Recensione Paul, Mick e gli altri (2001)

Ken Loach, come suo solito, tratta un tema molto difficile e firma un lavoro toccante, capace di muovere alla riflessione su una situazione che ormai interessa chiunque si affacci sul mondo del lavoro.

Ken Loach e il naufragio dello stato sociale

  1. Siamo a Sheffield in Inghilterra. Un gruppo di operai addetto alla manutenzione delle ferrovie vive sulla propria pelle la privatizzazione delle British Rail. In breve tempo la società per cui lavorano cambia per ben due volte nome e gli operai, non conoscendo le nuove regole, sono spinti al licenziamento per inseguire il sogno di una lauta "indennità speciale" che li porterà dritti diritti nelle braccia della precarietà. I nostri lavoratori, affidatisi ad agenzie di lavoro temporaneo, si ritroveranno allo sbando, senza più diritti e tutele: niente più ferie retribuite, contributi pensionistici, assegni di malattia e assicurazione sanitaria. Nemmeno il sindacato ha più voce in capitolo, non ha la forza di resistere e di protestare per lo smantellamento dello stato sociale. Ormai l'egoismo diventa parola d'ordine e anche tra i poveri operai, l'istinto di sopravvivenza crea forti tensioni a scapito dell'amicizia e dell'unità, ci si adegua alle leggi del libero mercato e trionfa la competizione selvaggia.

Ken Loach, come suo solito, tratta un tema molto difficile e firma un lavoro toccante, capace di muovere alla riflessione su una situazione che ormai interessa chiunque si affacci sul mondo del lavoro. Il film nasce dall'esigenza di raccontare la realtà così com'è, e per far ciò Loach descrive un fatto veramente accaduto. Si tratta della vicenda di un ferroviere inglese che tramite lettera aveva scritto al regista la propria esperienza: dopo diciassette anni di duro lavoro, si era ritrovato disoccupato a causa della privatizzazione. Seguendo le diverse storie dei personaggi, Loach crea un film corale ben articolato che ci mostra tutte le sfaccettature del problema. Il regista documenta i diversi stadi di consapevolezza che investono i suoi protagonisti. All'inizio gli operai non si curano dei cambiamenti in atto, li prendono con leggerezza e ci ridono su, poi pian piano si rendono conto che si tratta di una cosa seria, gli effetti diventano devastanti sulle loro vite e allora si precipita nella tragedia più cupa.
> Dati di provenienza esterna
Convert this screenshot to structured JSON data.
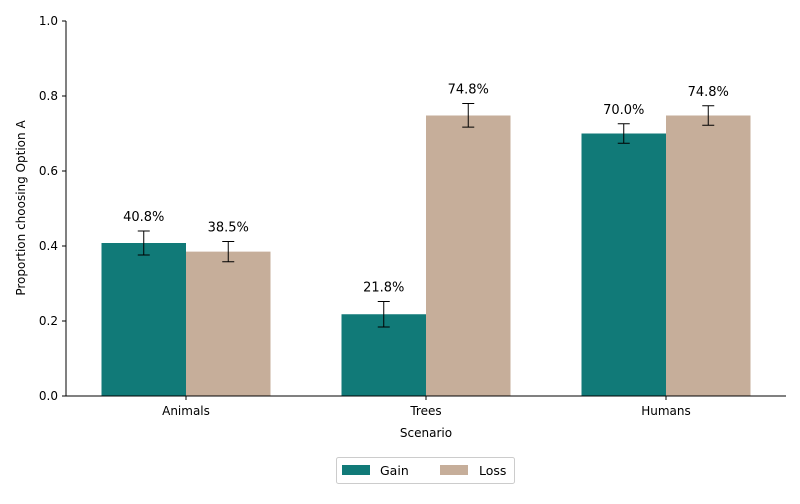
{
  "chart_data": {
    "type": "bar",
    "title": "",
    "xlabel": "Scenario",
    "ylabel": "Proportion choosing Option A",
    "categories": [
      "Animals",
      "Trees",
      "Humans"
    ],
    "ylim": [
      0,
      1.0
    ],
    "yticks": [
      "0.0",
      "0.2",
      "0.4",
      "0.6",
      "0.8",
      "1.0"
    ],
    "grid": false,
    "legend_position": "bottom-center",
    "series": [
      {
        "name": "Gain",
        "color": "#117a78",
        "values": [
          0.408,
          0.218,
          0.7
        ],
        "error_low": [
          0.376,
          0.184,
          0.674
        ],
        "error_high": [
          0.44,
          0.252,
          0.726
        ],
        "labels": [
          "40.8%",
          "21.8%",
          "70.0%"
        ]
      },
      {
        "name": "Loss",
        "color": "#c6ae9a",
        "values": [
          0.385,
          0.748,
          0.748
        ],
        "error_low": [
          0.358,
          0.717,
          0.722
        ],
        "error_high": [
          0.412,
          0.78,
          0.774
        ],
        "labels": [
          "38.5%",
          "74.8%",
          "74.8%"
        ]
      }
    ]
  }
}
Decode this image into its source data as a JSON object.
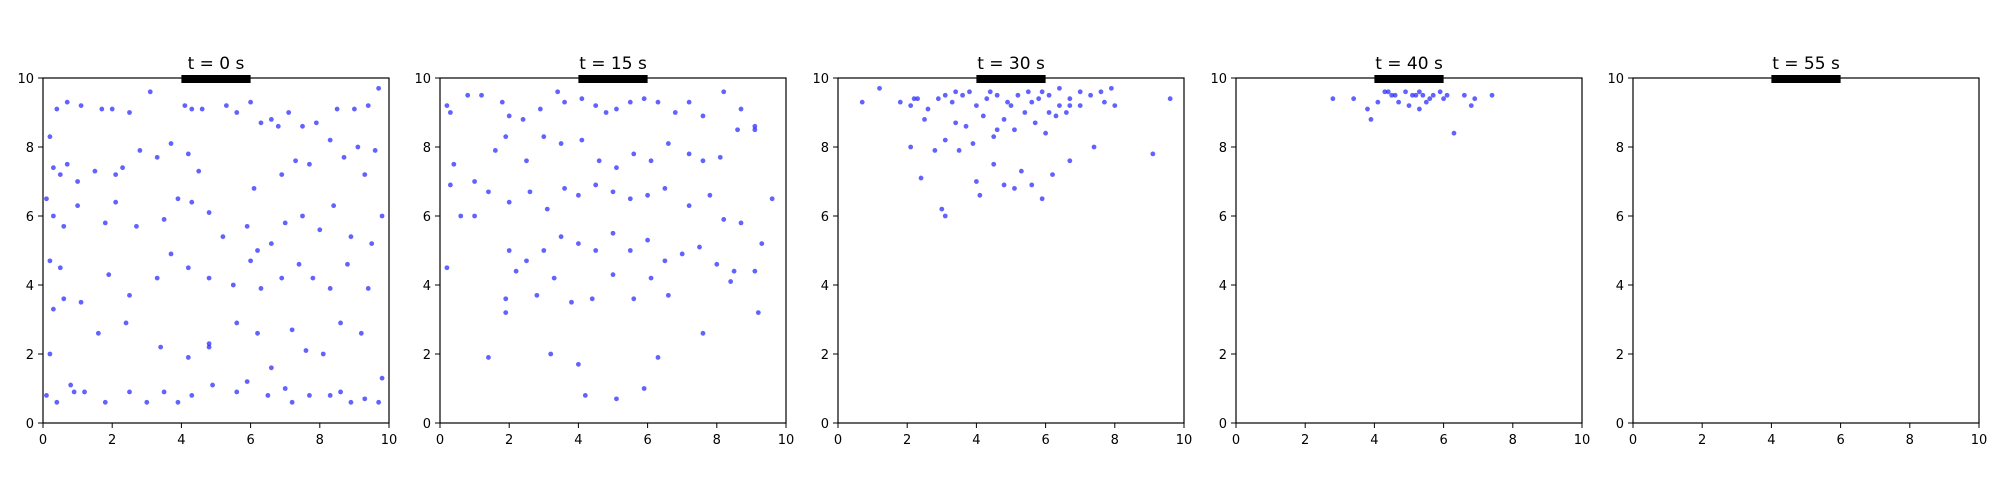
{
  "colors": {
    "points": "#1f1fff",
    "bar": "#000000",
    "frame": "#000000"
  },
  "chart_data": [
    {
      "type": "scatter",
      "title": "t = 0 s",
      "xlim": [
        0,
        10
      ],
      "ylim": [
        0,
        10
      ],
      "xticks": [
        0,
        2,
        4,
        6,
        8,
        10
      ],
      "yticks": [
        0,
        2,
        4,
        6,
        8,
        10
      ],
      "bar": {
        "x": [
          4,
          6
        ],
        "y": 10
      },
      "points": [
        [
          0.2,
          8.3
        ],
        [
          0.4,
          9.1
        ],
        [
          0.7,
          9.3
        ],
        [
          1.1,
          9.2
        ],
        [
          1.7,
          9.1
        ],
        [
          2.0,
          9.1
        ],
        [
          2.5,
          9.0
        ],
        [
          3.1,
          9.6
        ],
        [
          4.1,
          9.2
        ],
        [
          4.3,
          9.1
        ],
        [
          4.6,
          9.1
        ],
        [
          5.3,
          9.2
        ],
        [
          5.6,
          9.0
        ],
        [
          6.0,
          9.3
        ],
        [
          6.3,
          8.7
        ],
        [
          6.6,
          8.8
        ],
        [
          6.8,
          8.6
        ],
        [
          7.1,
          9.0
        ],
        [
          7.5,
          8.6
        ],
        [
          7.9,
          8.7
        ],
        [
          8.5,
          9.1
        ],
        [
          9.0,
          9.1
        ],
        [
          9.4,
          9.2
        ],
        [
          9.7,
          9.7
        ],
        [
          0.3,
          7.4
        ],
        [
          0.5,
          7.2
        ],
        [
          0.7,
          7.5
        ],
        [
          1.0,
          7.0
        ],
        [
          1.5,
          7.3
        ],
        [
          2.1,
          7.2
        ],
        [
          2.3,
          7.4
        ],
        [
          2.8,
          7.9
        ],
        [
          3.3,
          7.7
        ],
        [
          3.7,
          8.1
        ],
        [
          4.2,
          7.8
        ],
        [
          4.5,
          7.3
        ],
        [
          6.1,
          6.8
        ],
        [
          6.9,
          7.2
        ],
        [
          7.3,
          7.6
        ],
        [
          7.7,
          7.5
        ],
        [
          8.3,
          8.2
        ],
        [
          8.7,
          7.7
        ],
        [
          9.1,
          8.0
        ],
        [
          9.3,
          7.2
        ],
        [
          9.6,
          7.9
        ],
        [
          0.1,
          6.5
        ],
        [
          0.3,
          6.0
        ],
        [
          0.6,
          5.7
        ],
        [
          1.0,
          6.3
        ],
        [
          1.8,
          5.8
        ],
        [
          2.1,
          6.4
        ],
        [
          2.7,
          5.7
        ],
        [
          3.5,
          5.9
        ],
        [
          3.9,
          6.5
        ],
        [
          4.3,
          6.4
        ],
        [
          4.8,
          6.1
        ],
        [
          5.2,
          5.4
        ],
        [
          5.9,
          5.7
        ],
        [
          6.2,
          5.0
        ],
        [
          6.6,
          5.2
        ],
        [
          7.0,
          5.8
        ],
        [
          7.5,
          6.0
        ],
        [
          8.0,
          5.6
        ],
        [
          8.4,
          6.3
        ],
        [
          8.9,
          5.4
        ],
        [
          9.5,
          5.2
        ],
        [
          9.8,
          6.0
        ],
        [
          0.2,
          4.7
        ],
        [
          0.5,
          4.5
        ],
        [
          1.1,
          3.5
        ],
        [
          1.9,
          4.3
        ],
        [
          2.5,
          3.7
        ],
        [
          3.3,
          4.2
        ],
        [
          3.7,
          4.9
        ],
        [
          4.2,
          4.5
        ],
        [
          4.8,
          4.2
        ],
        [
          5.5,
          4.0
        ],
        [
          6.0,
          4.7
        ],
        [
          6.3,
          3.9
        ],
        [
          6.9,
          4.2
        ],
        [
          7.4,
          4.6
        ],
        [
          7.8,
          4.2
        ],
        [
          8.3,
          3.9
        ],
        [
          8.8,
          4.6
        ],
        [
          9.4,
          3.9
        ],
        [
          0.3,
          3.3
        ],
        [
          0.6,
          3.6
        ],
        [
          1.6,
          2.6
        ],
        [
          2.4,
          2.9
        ],
        [
          3.4,
          2.2
        ],
        [
          4.2,
          1.9
        ],
        [
          4.8,
          2.2
        ],
        [
          5.6,
          2.9
        ],
        [
          6.2,
          2.6
        ],
        [
          6.6,
          1.6
        ],
        [
          7.2,
          2.7
        ],
        [
          7.6,
          2.1
        ],
        [
          8.1,
          2.0
        ],
        [
          8.6,
          2.9
        ],
        [
          9.2,
          2.6
        ],
        [
          9.8,
          1.3
        ],
        [
          0.1,
          0.8
        ],
        [
          0.4,
          0.6
        ],
        [
          0.8,
          1.1
        ],
        [
          1.2,
          0.9
        ],
        [
          1.8,
          0.6
        ],
        [
          2.5,
          0.9
        ],
        [
          3.0,
          0.6
        ],
        [
          3.5,
          0.9
        ],
        [
          3.9,
          0.6
        ],
        [
          4.3,
          0.8
        ],
        [
          4.9,
          1.1
        ],
        [
          5.6,
          0.9
        ],
        [
          5.9,
          1.2
        ],
        [
          6.5,
          0.8
        ],
        [
          7.2,
          0.6
        ],
        [
          7.7,
          0.8
        ],
        [
          8.3,
          0.8
        ],
        [
          8.9,
          0.6
        ],
        [
          9.3,
          0.7
        ],
        [
          9.7,
          0.6
        ],
        [
          0.2,
          2.0
        ],
        [
          0.9,
          0.9
        ],
        [
          4.8,
          2.3
        ],
        [
          7.0,
          1.0
        ],
        [
          8.6,
          0.9
        ]
      ]
    },
    {
      "type": "scatter",
      "title": "t = 15 s",
      "xlim": [
        0,
        10
      ],
      "ylim": [
        0,
        10
      ],
      "xticks": [
        0,
        2,
        4,
        6,
        8,
        10
      ],
      "yticks": [
        0,
        2,
        4,
        6,
        8,
        10
      ],
      "bar": {
        "x": [
          4,
          6
        ],
        "y": 10
      },
      "points": [
        [
          0.2,
          9.2
        ],
        [
          0.3,
          9.0
        ],
        [
          0.8,
          9.5
        ],
        [
          1.2,
          9.5
        ],
        [
          1.8,
          9.3
        ],
        [
          2.0,
          8.9
        ],
        [
          2.4,
          8.8
        ],
        [
          2.9,
          9.1
        ],
        [
          3.4,
          9.6
        ],
        [
          3.6,
          9.3
        ],
        [
          4.1,
          9.4
        ],
        [
          4.5,
          9.2
        ],
        [
          4.8,
          9.0
        ],
        [
          5.1,
          9.1
        ],
        [
          5.5,
          9.3
        ],
        [
          5.9,
          9.4
        ],
        [
          6.3,
          9.3
        ],
        [
          6.8,
          9.0
        ],
        [
          7.2,
          9.3
        ],
        [
          7.6,
          8.9
        ],
        [
          8.2,
          9.6
        ],
        [
          8.7,
          9.1
        ],
        [
          9.1,
          8.5
        ],
        [
          0.4,
          7.5
        ],
        [
          1.0,
          7.0
        ],
        [
          1.6,
          7.9
        ],
        [
          1.9,
          8.3
        ],
        [
          2.5,
          7.6
        ],
        [
          3.0,
          8.3
        ],
        [
          3.5,
          8.1
        ],
        [
          4.1,
          8.2
        ],
        [
          4.6,
          7.6
        ],
        [
          5.1,
          7.4
        ],
        [
          5.6,
          7.8
        ],
        [
          6.1,
          7.6
        ],
        [
          6.6,
          8.1
        ],
        [
          7.2,
          7.8
        ],
        [
          7.6,
          7.6
        ],
        [
          8.1,
          7.7
        ],
        [
          8.6,
          8.5
        ],
        [
          9.1,
          8.6
        ],
        [
          0.3,
          6.9
        ],
        [
          0.6,
          6.0
        ],
        [
          1.4,
          6.7
        ],
        [
          2.0,
          6.4
        ],
        [
          2.6,
          6.7
        ],
        [
          3.1,
          6.2
        ],
        [
          3.6,
          6.8
        ],
        [
          4.0,
          6.6
        ],
        [
          4.5,
          6.9
        ],
        [
          5.0,
          6.7
        ],
        [
          5.5,
          6.5
        ],
        [
          6.0,
          6.6
        ],
        [
          6.5,
          6.8
        ],
        [
          7.2,
          6.3
        ],
        [
          7.8,
          6.6
        ],
        [
          8.2,
          5.9
        ],
        [
          8.7,
          5.8
        ],
        [
          9.3,
          5.2
        ],
        [
          9.6,
          6.5
        ],
        [
          0.2,
          4.5
        ],
        [
          1.0,
          6.0
        ],
        [
          2.0,
          5.0
        ],
        [
          2.5,
          4.7
        ],
        [
          3.0,
          5.0
        ],
        [
          3.5,
          5.4
        ],
        [
          4.0,
          5.2
        ],
        [
          4.5,
          5.0
        ],
        [
          5.0,
          5.5
        ],
        [
          5.5,
          5.0
        ],
        [
          6.0,
          5.3
        ],
        [
          6.5,
          4.7
        ],
        [
          7.0,
          4.9
        ],
        [
          7.5,
          5.1
        ],
        [
          8.0,
          4.6
        ],
        [
          8.5,
          4.4
        ],
        [
          9.1,
          4.4
        ],
        [
          1.9,
          3.6
        ],
        [
          2.2,
          4.4
        ],
        [
          2.8,
          3.7
        ],
        [
          3.3,
          4.2
        ],
        [
          3.8,
          3.5
        ],
        [
          4.4,
          3.6
        ],
        [
          5.0,
          4.3
        ],
        [
          5.6,
          3.6
        ],
        [
          6.1,
          4.2
        ],
        [
          6.6,
          3.7
        ],
        [
          7.6,
          2.6
        ],
        [
          8.4,
          4.1
        ],
        [
          9.2,
          3.2
        ],
        [
          1.4,
          1.9
        ],
        [
          3.2,
          2.0
        ],
        [
          4.0,
          1.7
        ],
        [
          4.2,
          0.8
        ],
        [
          5.1,
          0.7
        ],
        [
          5.9,
          1.0
        ],
        [
          6.3,
          1.9
        ],
        [
          1.9,
          3.2
        ]
      ]
    },
    {
      "type": "scatter",
      "title": "t = 30 s",
      "xlim": [
        0,
        10
      ],
      "ylim": [
        0,
        10
      ],
      "xticks": [
        0,
        2,
        4,
        6,
        8,
        10
      ],
      "yticks": [
        0,
        2,
        4,
        6,
        8,
        10
      ],
      "bar": {
        "x": [
          4,
          6
        ],
        "y": 10
      },
      "points": [
        [
          0.7,
          9.3
        ],
        [
          1.2,
          9.7
        ],
        [
          1.8,
          9.3
        ],
        [
          2.1,
          9.2
        ],
        [
          2.3,
          9.4
        ],
        [
          2.6,
          9.1
        ],
        [
          2.9,
          9.4
        ],
        [
          3.1,
          9.5
        ],
        [
          3.3,
          9.3
        ],
        [
          3.6,
          9.5
        ],
        [
          3.8,
          9.6
        ],
        [
          4.0,
          9.2
        ],
        [
          4.3,
          9.4
        ],
        [
          4.6,
          9.5
        ],
        [
          4.9,
          9.3
        ],
        [
          5.2,
          9.5
        ],
        [
          5.5,
          9.6
        ],
        [
          5.8,
          9.4
        ],
        [
          6.1,
          9.5
        ],
        [
          6.4,
          9.7
        ],
        [
          6.7,
          9.4
        ],
        [
          7.0,
          9.6
        ],
        [
          7.3,
          9.5
        ],
        [
          7.6,
          9.6
        ],
        [
          7.9,
          9.7
        ],
        [
          2.1,
          8.0
        ],
        [
          2.5,
          8.8
        ],
        [
          2.8,
          7.9
        ],
        [
          3.1,
          8.2
        ],
        [
          3.4,
          8.7
        ],
        [
          3.7,
          8.6
        ],
        [
          3.9,
          8.1
        ],
        [
          4.2,
          8.9
        ],
        [
          4.5,
          8.3
        ],
        [
          4.8,
          8.8
        ],
        [
          5.1,
          8.5
        ],
        [
          5.4,
          9.0
        ],
        [
          5.7,
          8.7
        ],
        [
          6.0,
          8.4
        ],
        [
          6.3,
          8.9
        ],
        [
          6.6,
          9.0
        ],
        [
          7.0,
          9.2
        ],
        [
          7.4,
          8.0
        ],
        [
          7.7,
          9.3
        ],
        [
          2.4,
          7.1
        ],
        [
          3.0,
          6.2
        ],
        [
          3.1,
          6.0
        ],
        [
          3.5,
          7.9
        ],
        [
          4.0,
          7.0
        ],
        [
          4.1,
          6.6
        ],
        [
          4.5,
          7.5
        ],
        [
          4.8,
          6.9
        ],
        [
          5.1,
          6.8
        ],
        [
          5.3,
          7.3
        ],
        [
          5.6,
          6.9
        ],
        [
          5.9,
          6.5
        ],
        [
          6.2,
          7.2
        ],
        [
          6.7,
          7.6
        ],
        [
          4.6,
          8.5
        ],
        [
          5.0,
          9.2
        ],
        [
          5.6,
          9.3
        ],
        [
          6.1,
          9.0
        ],
        [
          6.4,
          9.2
        ],
        [
          2.2,
          9.4
        ],
        [
          3.4,
          9.6
        ],
        [
          4.4,
          9.6
        ],
        [
          5.9,
          9.6
        ],
        [
          6.7,
          9.2
        ],
        [
          8.0,
          9.2
        ],
        [
          9.1,
          7.8
        ],
        [
          9.6,
          9.4
        ]
      ]
    },
    {
      "type": "scatter",
      "title": "t = 40 s",
      "xlim": [
        0,
        10
      ],
      "ylim": [
        0,
        10
      ],
      "xticks": [
        0,
        2,
        4,
        6,
        8,
        10
      ],
      "yticks": [
        0,
        2,
        4,
        6,
        8,
        10
      ],
      "bar": {
        "x": [
          4,
          6
        ],
        "y": 10
      },
      "points": [
        [
          2.8,
          9.4
        ],
        [
          3.4,
          9.4
        ],
        [
          3.8,
          9.1
        ],
        [
          3.9,
          8.8
        ],
        [
          4.3,
          9.6
        ],
        [
          4.5,
          9.5
        ],
        [
          4.7,
          9.3
        ],
        [
          4.9,
          9.6
        ],
        [
          5.0,
          9.2
        ],
        [
          5.2,
          9.5
        ],
        [
          5.3,
          9.1
        ],
        [
          5.4,
          9.5
        ],
        [
          5.5,
          9.3
        ],
        [
          5.7,
          9.5
        ],
        [
          5.9,
          9.6
        ],
        [
          6.0,
          9.4
        ],
        [
          6.3,
          8.4
        ],
        [
          6.6,
          9.5
        ],
        [
          6.8,
          9.2
        ],
        [
          6.9,
          9.4
        ],
        [
          7.4,
          9.5
        ],
        [
          4.1,
          9.3
        ],
        [
          4.4,
          9.6
        ],
        [
          5.1,
          9.5
        ],
        [
          5.6,
          9.4
        ],
        [
          6.1,
          9.5
        ],
        [
          4.6,
          9.5
        ],
        [
          5.3,
          9.6
        ]
      ]
    },
    {
      "type": "scatter",
      "title": "t = 55 s",
      "xlim": [
        0,
        10
      ],
      "ylim": [
        0,
        10
      ],
      "xticks": [
        0,
        2,
        4,
        6,
        8,
        10
      ],
      "yticks": [
        0,
        2,
        4,
        6,
        8,
        10
      ],
      "bar": {
        "x": [
          4,
          6
        ],
        "y": 10
      },
      "points": []
    }
  ]
}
The navigators, questo il bel titolo originale che si riferisce proprio al nome con cui gli addetti alla manutenzione dei treni vengono denominati in inglese, è una commedia sociale in stile documentaristico. L'ironia è penetrante, e quando il dramma si compie ci lascia spiazzati, ammutoliti: ma è così che deve essere, perché un happy end, vista la situazione, sarebbe impensabile. Il film risulta così genuino e vero anche grazie ai protagonisti, tutti abitanti di Sheffield, veri ferrovieri, attori e comici locali, a cui è stata lasciata molta libertà d'improvvisazione. Loach utilizza una regia non intrusiva, si sofferma a studiare i gesti, le espressioni naturali e spontanee che si manifestano sui volti dei personaggi, con il rigore proprio del documentario. Tutto ciò non stanca lo spettatore perché il film è dinamico, leggero, giocoso e infinitamente malinconico insieme. Grazie a quest'opera un cambiamento storico nel mondo del lavoro è stato filmato in maniera coraggiosa e puntuale, con una capacità d'analisi infallibile che porta Loach a suggerire un rimedio: bisogna sempre tenersi informarti sui cambiamenti in atto e si deve far di tutto per ritrovare la solidarietà tra lavoratori, perché solo la coesione e lo spirito di gruppo possono essere antidoti efficaci contro i soprusi.